Giant feathered dinosaur no pretty polly
Scientists who discovered the feathered flesh-eating dinosaur in China were astonished by its size.
The creature, which stood on two legs, was at least twice the height of a man at the shoulder and more than 26 feet long.
At about 1,400 kilograms, or 1.3 tons, it was 35 times heavier than any other feathered dinosaur known to date.
In fact it may have been even bigger, because the specimen unearthed from the Sunitezuoqi region of Inner Mongolia was not fully grown.
Gigantoraptor was the stuff of nightmares. Although it could not fly, it was extensively covered in feathers and had short “forewings” ending in large clawed hands.
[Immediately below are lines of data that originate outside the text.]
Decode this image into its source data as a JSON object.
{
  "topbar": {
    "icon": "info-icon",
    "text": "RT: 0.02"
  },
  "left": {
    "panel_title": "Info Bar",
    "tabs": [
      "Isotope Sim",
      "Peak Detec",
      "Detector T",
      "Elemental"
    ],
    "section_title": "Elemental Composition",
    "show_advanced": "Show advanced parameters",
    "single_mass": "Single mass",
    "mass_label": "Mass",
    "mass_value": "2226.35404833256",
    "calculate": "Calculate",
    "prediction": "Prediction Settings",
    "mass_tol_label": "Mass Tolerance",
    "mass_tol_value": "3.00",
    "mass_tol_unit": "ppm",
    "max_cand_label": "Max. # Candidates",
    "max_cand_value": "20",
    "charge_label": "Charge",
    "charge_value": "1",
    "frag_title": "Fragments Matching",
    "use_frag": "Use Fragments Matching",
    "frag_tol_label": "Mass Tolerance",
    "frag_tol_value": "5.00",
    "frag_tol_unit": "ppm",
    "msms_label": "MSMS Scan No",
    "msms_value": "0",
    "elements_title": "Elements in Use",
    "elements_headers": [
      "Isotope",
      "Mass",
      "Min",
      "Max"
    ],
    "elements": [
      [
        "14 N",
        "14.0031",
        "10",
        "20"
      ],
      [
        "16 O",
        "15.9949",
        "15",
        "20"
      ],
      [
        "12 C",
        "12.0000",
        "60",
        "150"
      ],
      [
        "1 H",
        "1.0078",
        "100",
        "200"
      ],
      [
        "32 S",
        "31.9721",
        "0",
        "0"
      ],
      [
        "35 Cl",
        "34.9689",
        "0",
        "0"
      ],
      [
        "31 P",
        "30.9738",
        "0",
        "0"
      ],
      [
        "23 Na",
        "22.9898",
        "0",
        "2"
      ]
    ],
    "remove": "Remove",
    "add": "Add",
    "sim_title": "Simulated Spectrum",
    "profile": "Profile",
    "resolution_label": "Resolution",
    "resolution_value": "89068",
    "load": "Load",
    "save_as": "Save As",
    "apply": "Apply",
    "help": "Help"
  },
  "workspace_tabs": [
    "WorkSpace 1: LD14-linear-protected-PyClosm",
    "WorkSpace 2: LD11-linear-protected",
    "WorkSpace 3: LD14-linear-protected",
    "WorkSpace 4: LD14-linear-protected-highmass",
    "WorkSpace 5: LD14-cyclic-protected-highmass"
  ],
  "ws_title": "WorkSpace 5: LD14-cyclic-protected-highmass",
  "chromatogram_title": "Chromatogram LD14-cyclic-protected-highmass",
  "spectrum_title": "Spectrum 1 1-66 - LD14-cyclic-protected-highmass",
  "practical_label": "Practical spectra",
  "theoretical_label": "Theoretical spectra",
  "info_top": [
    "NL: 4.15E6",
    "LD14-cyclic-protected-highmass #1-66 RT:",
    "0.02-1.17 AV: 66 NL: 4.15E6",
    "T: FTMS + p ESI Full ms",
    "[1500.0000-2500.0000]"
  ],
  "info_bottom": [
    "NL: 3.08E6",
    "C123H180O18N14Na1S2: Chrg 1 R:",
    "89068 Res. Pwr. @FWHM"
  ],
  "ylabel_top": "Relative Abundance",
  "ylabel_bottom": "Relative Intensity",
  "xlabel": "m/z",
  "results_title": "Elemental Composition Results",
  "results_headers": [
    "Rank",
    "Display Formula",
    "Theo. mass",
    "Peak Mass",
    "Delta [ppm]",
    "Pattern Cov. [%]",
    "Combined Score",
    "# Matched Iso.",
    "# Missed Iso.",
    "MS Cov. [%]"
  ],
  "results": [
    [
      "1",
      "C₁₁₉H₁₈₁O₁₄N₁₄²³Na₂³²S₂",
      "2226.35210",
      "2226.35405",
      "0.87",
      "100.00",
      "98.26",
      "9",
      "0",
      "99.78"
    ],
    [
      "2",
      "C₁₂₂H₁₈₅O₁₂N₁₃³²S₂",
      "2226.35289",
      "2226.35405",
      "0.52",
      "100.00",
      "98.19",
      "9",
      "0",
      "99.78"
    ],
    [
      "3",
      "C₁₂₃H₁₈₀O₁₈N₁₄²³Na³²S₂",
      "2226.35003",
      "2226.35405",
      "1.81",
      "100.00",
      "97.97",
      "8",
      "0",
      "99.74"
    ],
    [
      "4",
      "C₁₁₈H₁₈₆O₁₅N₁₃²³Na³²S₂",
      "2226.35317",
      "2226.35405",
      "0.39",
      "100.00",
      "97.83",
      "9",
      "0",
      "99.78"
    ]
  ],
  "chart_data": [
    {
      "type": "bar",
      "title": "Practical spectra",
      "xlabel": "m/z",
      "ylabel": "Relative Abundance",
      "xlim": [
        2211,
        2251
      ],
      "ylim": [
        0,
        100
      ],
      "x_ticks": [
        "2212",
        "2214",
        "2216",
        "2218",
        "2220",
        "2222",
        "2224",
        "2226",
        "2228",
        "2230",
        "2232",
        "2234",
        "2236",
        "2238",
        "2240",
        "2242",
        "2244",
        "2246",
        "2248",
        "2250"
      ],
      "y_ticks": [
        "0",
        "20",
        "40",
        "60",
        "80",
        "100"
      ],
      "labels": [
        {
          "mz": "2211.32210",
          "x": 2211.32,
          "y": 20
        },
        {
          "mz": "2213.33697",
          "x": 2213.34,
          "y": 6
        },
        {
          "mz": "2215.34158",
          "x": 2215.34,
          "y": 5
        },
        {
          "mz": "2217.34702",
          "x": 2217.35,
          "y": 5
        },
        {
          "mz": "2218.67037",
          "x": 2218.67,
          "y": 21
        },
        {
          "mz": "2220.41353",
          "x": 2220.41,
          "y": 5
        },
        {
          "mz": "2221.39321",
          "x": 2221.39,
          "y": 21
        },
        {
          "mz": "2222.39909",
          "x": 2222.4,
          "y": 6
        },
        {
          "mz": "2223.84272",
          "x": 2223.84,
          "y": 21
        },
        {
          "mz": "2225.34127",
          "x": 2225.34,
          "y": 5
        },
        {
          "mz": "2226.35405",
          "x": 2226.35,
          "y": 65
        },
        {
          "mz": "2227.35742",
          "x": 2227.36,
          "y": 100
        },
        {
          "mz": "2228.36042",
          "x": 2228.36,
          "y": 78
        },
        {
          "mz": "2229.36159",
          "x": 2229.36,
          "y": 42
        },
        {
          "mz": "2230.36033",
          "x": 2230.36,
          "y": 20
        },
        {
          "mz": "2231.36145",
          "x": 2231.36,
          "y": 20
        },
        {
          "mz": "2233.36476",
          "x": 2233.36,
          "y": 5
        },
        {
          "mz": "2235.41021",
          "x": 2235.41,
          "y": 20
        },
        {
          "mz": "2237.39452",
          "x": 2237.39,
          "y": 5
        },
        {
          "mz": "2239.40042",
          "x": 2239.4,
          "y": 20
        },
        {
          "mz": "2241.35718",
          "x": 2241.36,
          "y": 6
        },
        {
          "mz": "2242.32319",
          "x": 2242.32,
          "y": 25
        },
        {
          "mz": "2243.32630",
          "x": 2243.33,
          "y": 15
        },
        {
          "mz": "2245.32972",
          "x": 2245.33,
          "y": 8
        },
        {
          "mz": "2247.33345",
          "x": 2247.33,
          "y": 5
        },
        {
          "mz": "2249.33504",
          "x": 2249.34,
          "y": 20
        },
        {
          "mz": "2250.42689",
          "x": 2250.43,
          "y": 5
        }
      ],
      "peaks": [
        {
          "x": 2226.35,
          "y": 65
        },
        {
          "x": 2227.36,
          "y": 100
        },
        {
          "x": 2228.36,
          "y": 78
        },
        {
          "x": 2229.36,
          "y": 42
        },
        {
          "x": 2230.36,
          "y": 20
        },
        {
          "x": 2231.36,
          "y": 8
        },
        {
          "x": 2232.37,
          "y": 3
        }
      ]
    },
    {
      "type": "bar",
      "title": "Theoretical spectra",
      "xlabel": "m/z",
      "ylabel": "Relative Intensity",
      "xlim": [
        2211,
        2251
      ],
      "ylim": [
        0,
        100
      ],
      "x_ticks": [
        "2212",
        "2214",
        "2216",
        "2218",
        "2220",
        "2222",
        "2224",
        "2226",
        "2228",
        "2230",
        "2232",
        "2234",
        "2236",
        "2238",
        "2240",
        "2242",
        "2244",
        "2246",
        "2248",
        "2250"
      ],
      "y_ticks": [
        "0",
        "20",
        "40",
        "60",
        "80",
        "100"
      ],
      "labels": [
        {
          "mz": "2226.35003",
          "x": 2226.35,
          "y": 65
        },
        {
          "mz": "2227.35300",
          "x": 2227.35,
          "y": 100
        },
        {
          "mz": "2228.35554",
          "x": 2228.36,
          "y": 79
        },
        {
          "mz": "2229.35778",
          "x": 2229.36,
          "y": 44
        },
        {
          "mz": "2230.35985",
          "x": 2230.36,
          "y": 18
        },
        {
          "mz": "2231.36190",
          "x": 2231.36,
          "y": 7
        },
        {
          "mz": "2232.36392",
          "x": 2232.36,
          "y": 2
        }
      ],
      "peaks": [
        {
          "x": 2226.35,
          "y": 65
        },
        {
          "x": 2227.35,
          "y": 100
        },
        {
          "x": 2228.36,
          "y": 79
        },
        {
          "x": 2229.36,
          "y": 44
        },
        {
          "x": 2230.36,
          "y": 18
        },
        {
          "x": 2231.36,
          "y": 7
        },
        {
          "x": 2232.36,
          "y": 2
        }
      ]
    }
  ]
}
The head, which sat on an ostrich-like neck, resembled that of a bird with a powerful snapping beak in place of toothed jaws.
The dinosaur lived in the Late Cretaceous period, around 70 million years ago, at the same time that Tyrannosaurus Rex terrorised what is now North America.
Most theories suggest that carnivorous dinosaurs became smaller as they grew more bird-like. Gigantoraptor, which evolved towards the end of the dinosaurs’ reign on Earth, proved this was not always the case.
A team led by Dr Xing Xu, from the Chinese Academy of Sciences in Beijing, described the find yesterday in the journal Nature.
The partial skeleton included pieces of the beak, vertebrae, limb bones, right shoulder blade and pelvis.
Because of its bird-like features Gigantoraptor was placed in the family of Oviraptorosuarids, a group of small feathered dinosaurs which rarely weigh more than 40kg.
The scientists wrote: “As an Oviraptorosaurian, Gigantoraptor is remarkable in its gigantic size.”
Bone structure patterns suggested that the dinosaur had an unusually fast growth rate, which may help explain how it got so big.